Thailand insists that the decision to ship some 109 Uighurs back to China was done according to international practices after the migrants went through nationality checks — a claim that didn’t stick with the Turkish government, the UN and several rights groups, which issued rebukes and warned about persecution against the Muslim minority after their deportation. Historically, the Chinese government has subjected the Uighurs to campaigns of institutional assimilation (just like Thailand did to the southernmost provinces) as well as cultural and religious suppression, and many of them fled their homeland, while some undertook violent resistance. Nationalism in China, too, is race-based, and the Muslim ethnic group with a Turkish connection sees itself as second-class citizens in the Han-majority nation that has little tolerance for non-conformists. The cycle of suppression, resistance, migration and deportation is familiar.

But what does nationalism mean in the age of internationalism? Very little, it seems. China, with its geopolitical clout and money, perhaps can afford to shut its ears to human rights criticism. But Thailand has already been put on the spot with the slavery and Rohingya scandals, not to mention our awkward position as a 99% democracy (a proud invention). And now, our handling of the Uighur case seems clumsy. That’s not because the Foreign Affairs Ministry was wrong in saying it followed the right procedures, but because we’re so unaware that we’re dancing out of tune. In this age of deep connectedness, more and more issues that our government faces are no longer national — not even bilateral — but international. You can’t just shake hands with China over the Uighurs when other players also see this as their problem, from Turkey to the US, from the UN to the Islamic countries, and now everyone is at our throats because we didn’t acknowledge their stakes in the matter.

This has been the reality before the PM’s “litters of children” — the instant classic krok — quote, before the display of crude nationalism that was so out of touch with the rest of the world.

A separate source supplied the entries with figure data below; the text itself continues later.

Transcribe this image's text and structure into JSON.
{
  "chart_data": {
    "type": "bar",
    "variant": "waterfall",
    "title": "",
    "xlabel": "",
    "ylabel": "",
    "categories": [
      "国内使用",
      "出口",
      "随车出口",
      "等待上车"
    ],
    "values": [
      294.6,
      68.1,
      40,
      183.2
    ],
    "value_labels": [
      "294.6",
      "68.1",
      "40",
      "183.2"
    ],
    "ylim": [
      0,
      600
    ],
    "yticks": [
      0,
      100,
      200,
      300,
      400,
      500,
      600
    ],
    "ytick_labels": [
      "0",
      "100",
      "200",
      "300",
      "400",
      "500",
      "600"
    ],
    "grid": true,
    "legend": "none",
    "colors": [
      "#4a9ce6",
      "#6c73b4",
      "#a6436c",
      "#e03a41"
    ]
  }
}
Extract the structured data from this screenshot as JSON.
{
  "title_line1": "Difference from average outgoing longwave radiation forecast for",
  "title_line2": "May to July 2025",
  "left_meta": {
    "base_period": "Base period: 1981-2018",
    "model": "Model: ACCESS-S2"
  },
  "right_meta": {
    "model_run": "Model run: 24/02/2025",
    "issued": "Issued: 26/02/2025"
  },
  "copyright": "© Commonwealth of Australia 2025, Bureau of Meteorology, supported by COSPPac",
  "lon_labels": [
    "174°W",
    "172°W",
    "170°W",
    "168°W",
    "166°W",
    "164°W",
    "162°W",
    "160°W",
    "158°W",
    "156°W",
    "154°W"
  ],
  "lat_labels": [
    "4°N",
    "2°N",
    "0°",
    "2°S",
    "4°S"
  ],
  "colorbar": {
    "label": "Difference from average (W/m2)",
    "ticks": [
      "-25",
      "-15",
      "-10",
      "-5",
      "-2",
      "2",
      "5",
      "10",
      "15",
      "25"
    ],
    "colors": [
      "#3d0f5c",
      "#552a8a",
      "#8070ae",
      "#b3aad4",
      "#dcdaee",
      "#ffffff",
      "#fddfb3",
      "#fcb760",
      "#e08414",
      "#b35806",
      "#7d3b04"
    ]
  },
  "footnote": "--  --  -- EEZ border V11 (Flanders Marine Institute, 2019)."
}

It’s not asking too much of a leader that he think twice before saying things that resonate globally (isn’t that why we despise the Shinawatras so much, the brother’s arrogant boasts and the sister’s jumbled, Sydney-is-a-country blooper?). The PM spoke ill of the Uighurs in Thai, of course, but here is what his team should tell him right away: it doesn’t matter if he speaks in Thai or English or Tibetan, because this is a world where what you say in one language in one country means you’ve said it in every language everywhere.

Nationalism is useful in sports, but not on the international podium. This is the way the world works now, and those who’re stuck in the past only have themselves to blame.


Kong Rithdee is Deputy Life Editor, Bangkok Post.

Kong Rithdee

Bangkok Post columnist

Kong Rithdee is a Bangkok Post columnist. He has written about films for 18 years with the Bangkok Post and other publications, and is one of the most prominent writers on cinema in the region.